Methods: To address the challenges of intra- and inter-modal redundancy, limited feature discriminability, and the identification of survival-associated molecular signatures in AML, we propose a novel multi-omics survival prediction model, termed Acute Myeloid Leukemia Survival Prediction (AMLSP). We utilized a cohort of 1,160 AML patients assembled from multiple publicly available datasets, including TCGA (n = 132), TARGET (n = 228), and two OHSU studies (OHSU\_2018: n = 295; OHSU\_2022: n = 505), retaining only samples with matched gene expression, mutation, and clinical data. For each patient, the model integrates gene mutations and gene expression profiles to output a continuous prognostic risk score. To reduce intra- and inter-modal redundancy, shared/private encoders with orthogonal loss and cross-modal alignment via contrastive and alignment losses are employed. A MOPIB module identifies survival-relevant features while suppressing noise. Gated and self-attention mechanisms enhance intra- and inter-modal fusion. A composite loss balances prediction accuracy and regularization. Model performance is assessed via C-index, log-rank P-values, and t-SNE/UMAP-based feature visualization.
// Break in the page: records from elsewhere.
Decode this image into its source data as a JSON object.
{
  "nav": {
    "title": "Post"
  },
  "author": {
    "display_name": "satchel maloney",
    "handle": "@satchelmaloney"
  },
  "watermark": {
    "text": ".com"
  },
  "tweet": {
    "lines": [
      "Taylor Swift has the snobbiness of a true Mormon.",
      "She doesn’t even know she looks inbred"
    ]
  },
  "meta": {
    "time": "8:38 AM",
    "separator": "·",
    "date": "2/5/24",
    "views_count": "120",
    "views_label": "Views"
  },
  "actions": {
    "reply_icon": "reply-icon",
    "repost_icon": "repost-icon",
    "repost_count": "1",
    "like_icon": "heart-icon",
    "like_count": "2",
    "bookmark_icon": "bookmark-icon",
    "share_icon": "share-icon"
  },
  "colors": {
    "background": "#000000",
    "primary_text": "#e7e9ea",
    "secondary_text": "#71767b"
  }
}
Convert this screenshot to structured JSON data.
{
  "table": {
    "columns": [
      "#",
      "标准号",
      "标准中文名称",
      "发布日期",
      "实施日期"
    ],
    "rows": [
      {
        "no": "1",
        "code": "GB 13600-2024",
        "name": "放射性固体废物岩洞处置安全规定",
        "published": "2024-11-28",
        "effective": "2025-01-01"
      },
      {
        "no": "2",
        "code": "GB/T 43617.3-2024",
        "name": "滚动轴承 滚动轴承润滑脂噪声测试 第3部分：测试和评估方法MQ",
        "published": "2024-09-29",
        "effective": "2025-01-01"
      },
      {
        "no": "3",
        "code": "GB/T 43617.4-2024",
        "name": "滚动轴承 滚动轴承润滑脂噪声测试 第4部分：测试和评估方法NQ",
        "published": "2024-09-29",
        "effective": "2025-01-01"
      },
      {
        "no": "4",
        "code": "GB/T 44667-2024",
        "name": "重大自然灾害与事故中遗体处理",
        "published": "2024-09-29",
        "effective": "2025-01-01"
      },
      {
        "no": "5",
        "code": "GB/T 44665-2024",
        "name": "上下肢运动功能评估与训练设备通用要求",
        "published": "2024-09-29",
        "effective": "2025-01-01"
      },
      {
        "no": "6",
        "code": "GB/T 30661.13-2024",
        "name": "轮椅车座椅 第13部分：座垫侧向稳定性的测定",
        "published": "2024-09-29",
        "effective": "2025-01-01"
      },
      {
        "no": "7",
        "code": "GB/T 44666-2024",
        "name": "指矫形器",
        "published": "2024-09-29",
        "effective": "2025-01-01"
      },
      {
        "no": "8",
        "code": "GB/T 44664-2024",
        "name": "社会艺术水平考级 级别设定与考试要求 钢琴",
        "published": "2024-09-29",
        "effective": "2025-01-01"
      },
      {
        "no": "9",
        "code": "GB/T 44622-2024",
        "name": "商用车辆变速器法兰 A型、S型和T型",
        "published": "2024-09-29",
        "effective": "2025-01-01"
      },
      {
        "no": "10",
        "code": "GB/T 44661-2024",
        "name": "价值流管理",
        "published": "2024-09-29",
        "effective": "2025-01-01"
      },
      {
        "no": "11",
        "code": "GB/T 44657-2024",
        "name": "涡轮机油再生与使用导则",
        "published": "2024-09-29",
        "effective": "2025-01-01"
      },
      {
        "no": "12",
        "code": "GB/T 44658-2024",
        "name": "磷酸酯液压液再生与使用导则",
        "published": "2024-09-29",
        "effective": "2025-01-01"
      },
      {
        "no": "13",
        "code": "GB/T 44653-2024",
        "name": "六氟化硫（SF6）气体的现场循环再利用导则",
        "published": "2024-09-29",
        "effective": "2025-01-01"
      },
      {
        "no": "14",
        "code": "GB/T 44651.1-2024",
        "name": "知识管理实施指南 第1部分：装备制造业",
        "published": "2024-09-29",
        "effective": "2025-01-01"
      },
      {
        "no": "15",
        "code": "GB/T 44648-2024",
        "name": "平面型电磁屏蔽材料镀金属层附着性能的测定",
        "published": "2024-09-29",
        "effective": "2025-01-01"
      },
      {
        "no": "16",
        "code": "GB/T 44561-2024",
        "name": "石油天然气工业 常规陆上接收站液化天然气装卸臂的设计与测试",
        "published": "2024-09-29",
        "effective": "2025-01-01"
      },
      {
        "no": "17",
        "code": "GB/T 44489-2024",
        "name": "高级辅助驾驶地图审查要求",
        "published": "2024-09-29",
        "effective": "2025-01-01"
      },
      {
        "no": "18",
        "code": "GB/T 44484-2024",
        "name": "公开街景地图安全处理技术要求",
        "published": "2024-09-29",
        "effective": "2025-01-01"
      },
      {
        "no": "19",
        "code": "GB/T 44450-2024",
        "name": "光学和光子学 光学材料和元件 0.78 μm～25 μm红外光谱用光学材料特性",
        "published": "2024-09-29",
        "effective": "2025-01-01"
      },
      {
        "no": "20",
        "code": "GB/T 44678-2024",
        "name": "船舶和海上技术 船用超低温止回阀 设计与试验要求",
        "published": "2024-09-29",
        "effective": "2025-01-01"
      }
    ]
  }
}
Results: Our AMLSP model achieved strong and consistent performance across four publicly available AML datasets, yielding an average concordance index (C-index) of 0.8956 (mean ± SD: 0.893 ± 0.021, 0.881 ± 0.031, 0.881 ± 0.017, and 0.928 ± 0.021), demonstrating its robustness in multi-omics (gene expression and mutation)–based survival prediction. Compared to existing methods, our model achieves superior performance by effectively addressing intra- and inter-modal redundancy through a unified framework integrating private/shared encoders, feature alignment, cross-modal attention, and a prototype bottleneck, resulting in significantly improved multi-omics fusion and the highest C-index (0.928) on TCGA_AML. Qualitative analyses using t-SNE and UMAP revealed that patients with different survival outcomes or risk levels formed distinct clusters in the latent feature space, indicating that the learned representations capture biologically meaningful patterns. Kaplan–Meier analyses confirmed significant separations between high- and low-risk groups (p < 0.05), supporting the clinical utility of the risk stratification. Gradient-based attribution further identified prognostic genes, including FLT3, consistent with established AML literature, while also highlighting previously unreported candidates whose expression or mutational profiles may be linked to patient prognosis and thus merit further investigation (e.g., CRYGD, LAMC1, and LAMA1). Pathway enrichment analyses showed recurrent involvement of FLT3 signaling, reinforcing its central role in AML pathogenesis and supporting the clinical application of FLT3 inhibitors (e.g., midostaurin, gilteritinib) for precision therapy. Additionally, frequent enrichment of insulin/IGF1R signaling pathways suggests an auxiliary role of metabolic signaling in AML regulation, whereas dataset-specific pathways, such as transcription factor regulation and post-translational modification processes in TCGA_AML, reflect heterogeneity in sample sources and profiling platforms. These findings not only validate the biological relevance of AMLSP but also provide mechanistic insights and potential therapeutic targets, offering a foundation for future strategies aimed at optimizing targeted and combination therapies to enhance treatment efficacy and improve patient outcomes.

Conclusions:We propose AMLSP, a framework for AML prognosis prediction that reduces redundancy by systematically decoupling and fusing multi-omics information, which significantly improves AML survival prediction accuracy and biological interpretability.